The Federal Aviation Administration proposed a $2,839,900 civil penalty against PEMCO World Air Services of Tampa, Florida, alleging the aircraft repair station knowingly used expired materials while performing maintenance on five Frontier Airlines aircraft.
The FAA alleges that PEMCO used expired adhesives, epoxies, resins, paints, and fiberglass cloth during maintenance performed on the aircraft between September 2022 and November 2023. By using the expired materials, the agency alleges PEMCO failed to follow both the aircraft's maintenance manual and the company's own quality control manual.
The proposed penalty, announced in February 2026, is among the larger civil enforcement actions against a US-based Part 145 repair station in recent years. PEMCO World Air Services operates as a certificated repair station providing aircraft maintenance, conversion, and modification services.

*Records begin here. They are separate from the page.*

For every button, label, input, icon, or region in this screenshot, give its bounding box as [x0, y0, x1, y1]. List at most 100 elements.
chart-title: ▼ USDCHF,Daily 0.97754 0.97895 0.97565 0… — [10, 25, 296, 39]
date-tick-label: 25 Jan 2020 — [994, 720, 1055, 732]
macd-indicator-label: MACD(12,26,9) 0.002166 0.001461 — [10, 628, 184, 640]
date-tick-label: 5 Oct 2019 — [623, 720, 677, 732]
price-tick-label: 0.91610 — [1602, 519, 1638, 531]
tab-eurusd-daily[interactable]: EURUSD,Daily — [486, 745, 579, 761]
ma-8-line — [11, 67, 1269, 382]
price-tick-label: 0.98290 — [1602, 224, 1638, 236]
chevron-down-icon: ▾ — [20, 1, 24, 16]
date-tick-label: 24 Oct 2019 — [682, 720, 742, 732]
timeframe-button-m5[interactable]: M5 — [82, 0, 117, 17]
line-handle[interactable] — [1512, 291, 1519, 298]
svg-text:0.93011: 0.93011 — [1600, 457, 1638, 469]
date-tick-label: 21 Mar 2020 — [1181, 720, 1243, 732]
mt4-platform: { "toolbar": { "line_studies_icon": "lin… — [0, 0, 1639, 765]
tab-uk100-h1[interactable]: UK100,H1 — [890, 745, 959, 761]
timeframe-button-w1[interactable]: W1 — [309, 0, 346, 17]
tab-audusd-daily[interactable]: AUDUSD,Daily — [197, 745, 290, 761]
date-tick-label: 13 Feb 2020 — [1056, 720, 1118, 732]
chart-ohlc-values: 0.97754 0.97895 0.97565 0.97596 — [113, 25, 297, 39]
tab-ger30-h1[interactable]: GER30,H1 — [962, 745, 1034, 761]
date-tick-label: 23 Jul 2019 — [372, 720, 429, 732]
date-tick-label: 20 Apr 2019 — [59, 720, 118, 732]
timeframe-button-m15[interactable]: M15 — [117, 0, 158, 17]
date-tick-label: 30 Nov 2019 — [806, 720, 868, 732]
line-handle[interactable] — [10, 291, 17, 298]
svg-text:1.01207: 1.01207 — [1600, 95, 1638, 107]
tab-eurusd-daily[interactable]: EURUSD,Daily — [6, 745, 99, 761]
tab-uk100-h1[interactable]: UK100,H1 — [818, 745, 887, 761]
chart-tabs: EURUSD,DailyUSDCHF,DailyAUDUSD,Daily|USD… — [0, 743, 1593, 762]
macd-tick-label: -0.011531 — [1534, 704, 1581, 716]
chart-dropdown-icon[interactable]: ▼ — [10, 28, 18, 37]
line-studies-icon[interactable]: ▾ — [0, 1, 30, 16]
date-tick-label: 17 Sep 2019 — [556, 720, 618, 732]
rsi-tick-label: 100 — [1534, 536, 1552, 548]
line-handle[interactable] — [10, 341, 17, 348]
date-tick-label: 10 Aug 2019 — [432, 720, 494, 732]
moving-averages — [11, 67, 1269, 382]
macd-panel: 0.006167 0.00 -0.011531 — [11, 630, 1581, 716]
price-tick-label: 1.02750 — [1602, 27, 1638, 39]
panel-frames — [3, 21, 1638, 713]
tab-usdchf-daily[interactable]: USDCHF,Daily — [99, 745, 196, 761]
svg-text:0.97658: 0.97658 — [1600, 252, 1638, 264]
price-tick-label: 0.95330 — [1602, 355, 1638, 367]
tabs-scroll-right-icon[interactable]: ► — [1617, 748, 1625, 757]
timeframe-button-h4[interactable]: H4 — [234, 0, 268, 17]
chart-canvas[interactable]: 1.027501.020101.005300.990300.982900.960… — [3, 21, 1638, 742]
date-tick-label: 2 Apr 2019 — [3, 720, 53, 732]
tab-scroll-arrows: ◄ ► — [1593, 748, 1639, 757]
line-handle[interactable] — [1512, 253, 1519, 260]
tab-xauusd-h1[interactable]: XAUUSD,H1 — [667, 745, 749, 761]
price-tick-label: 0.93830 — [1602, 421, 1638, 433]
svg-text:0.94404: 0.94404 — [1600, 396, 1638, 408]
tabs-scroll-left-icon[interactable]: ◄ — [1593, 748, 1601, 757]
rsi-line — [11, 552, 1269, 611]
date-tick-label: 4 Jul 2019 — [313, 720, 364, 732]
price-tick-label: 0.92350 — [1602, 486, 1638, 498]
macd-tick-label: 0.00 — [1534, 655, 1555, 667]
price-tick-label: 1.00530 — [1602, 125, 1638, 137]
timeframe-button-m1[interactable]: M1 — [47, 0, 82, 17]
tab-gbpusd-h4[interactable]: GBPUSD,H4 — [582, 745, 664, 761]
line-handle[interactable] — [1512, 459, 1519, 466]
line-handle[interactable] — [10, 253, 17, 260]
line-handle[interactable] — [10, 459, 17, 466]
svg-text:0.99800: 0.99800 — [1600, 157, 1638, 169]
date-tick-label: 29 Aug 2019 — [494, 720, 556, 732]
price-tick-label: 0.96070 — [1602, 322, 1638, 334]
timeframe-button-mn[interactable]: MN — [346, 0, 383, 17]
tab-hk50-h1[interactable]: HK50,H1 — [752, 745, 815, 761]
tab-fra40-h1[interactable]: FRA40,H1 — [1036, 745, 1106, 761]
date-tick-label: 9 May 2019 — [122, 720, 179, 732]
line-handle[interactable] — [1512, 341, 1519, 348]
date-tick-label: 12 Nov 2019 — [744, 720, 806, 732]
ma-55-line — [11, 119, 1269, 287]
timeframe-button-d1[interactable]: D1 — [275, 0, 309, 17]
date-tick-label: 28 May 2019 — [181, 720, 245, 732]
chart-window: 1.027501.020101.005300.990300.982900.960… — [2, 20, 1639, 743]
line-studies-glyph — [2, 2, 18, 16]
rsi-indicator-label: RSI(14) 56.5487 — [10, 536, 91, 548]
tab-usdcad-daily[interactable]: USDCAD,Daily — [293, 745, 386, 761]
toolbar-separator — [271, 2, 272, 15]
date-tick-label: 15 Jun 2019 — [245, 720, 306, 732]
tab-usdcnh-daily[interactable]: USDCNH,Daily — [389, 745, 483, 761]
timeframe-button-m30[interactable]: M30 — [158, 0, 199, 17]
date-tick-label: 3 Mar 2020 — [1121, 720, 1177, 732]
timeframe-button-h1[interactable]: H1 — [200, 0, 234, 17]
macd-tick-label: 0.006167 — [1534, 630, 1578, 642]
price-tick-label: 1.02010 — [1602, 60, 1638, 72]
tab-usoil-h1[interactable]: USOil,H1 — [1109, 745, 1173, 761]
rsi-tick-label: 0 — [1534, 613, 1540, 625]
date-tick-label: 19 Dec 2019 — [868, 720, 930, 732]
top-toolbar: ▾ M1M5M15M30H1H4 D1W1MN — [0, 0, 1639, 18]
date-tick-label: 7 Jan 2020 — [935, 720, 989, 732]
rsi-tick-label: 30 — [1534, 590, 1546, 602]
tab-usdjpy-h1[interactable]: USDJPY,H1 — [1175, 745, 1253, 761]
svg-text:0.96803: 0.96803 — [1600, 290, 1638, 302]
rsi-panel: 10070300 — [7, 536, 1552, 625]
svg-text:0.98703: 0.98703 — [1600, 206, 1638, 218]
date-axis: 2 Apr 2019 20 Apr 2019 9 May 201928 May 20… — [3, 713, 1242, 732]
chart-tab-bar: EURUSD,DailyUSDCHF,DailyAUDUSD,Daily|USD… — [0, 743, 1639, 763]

The case highlights ongoing FAA scrutiny of repair station quality management practices. The FAA's Office of Inspector General also announced a targeted audit in 2026 examining consistency in how FAA field offices certify domestic repair stations, the third in a series required under the FAA Reauthorization Act of 2024.

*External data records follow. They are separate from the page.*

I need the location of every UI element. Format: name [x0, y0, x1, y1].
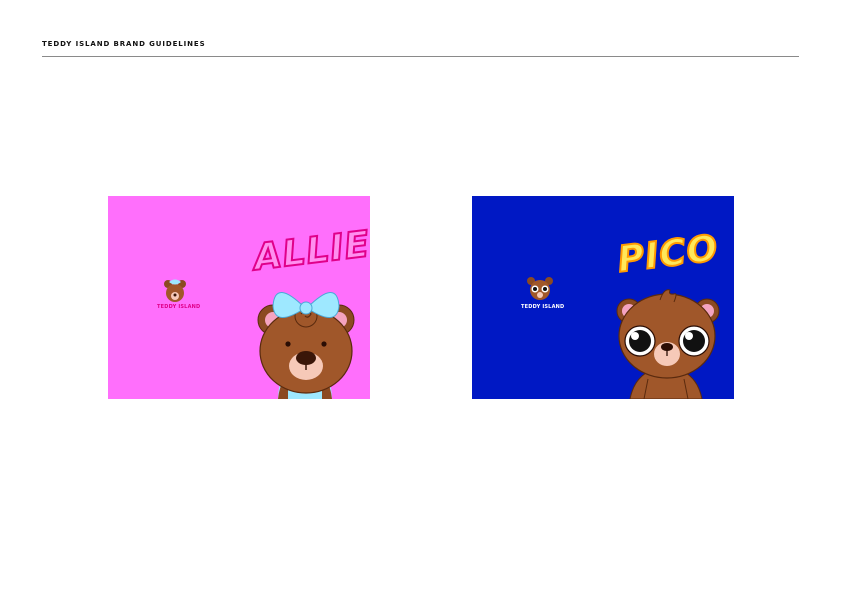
allie-illustration [108, 196, 370, 399]
page-header-title: TEDDY ISLAND BRAND GUIDELINES [42, 40, 206, 48]
allie-card: TEDDY ISLAND ALLIE [108, 196, 370, 399]
pico-illustration [472, 196, 734, 399]
allie-brand-label: TEDDY ISLAND [157, 304, 201, 310]
pico-brand-label: TEDDY ISLAND [521, 304, 565, 310]
pico-card: TEDDY ISLAND PICO [472, 196, 734, 399]
header-divider [42, 56, 799, 57]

The enforcement action against PEMCO comes as the FAA has published updated regulations requiring Part 145 repair stations to maintain documented digital recordkeeping systems, including audit trail capability and user access controls, as part of mandatory electronic records requirements that took full effect in 2026.
PEMCO has the right to respond to the proposed penalty and request a hearing before an administrative law judge.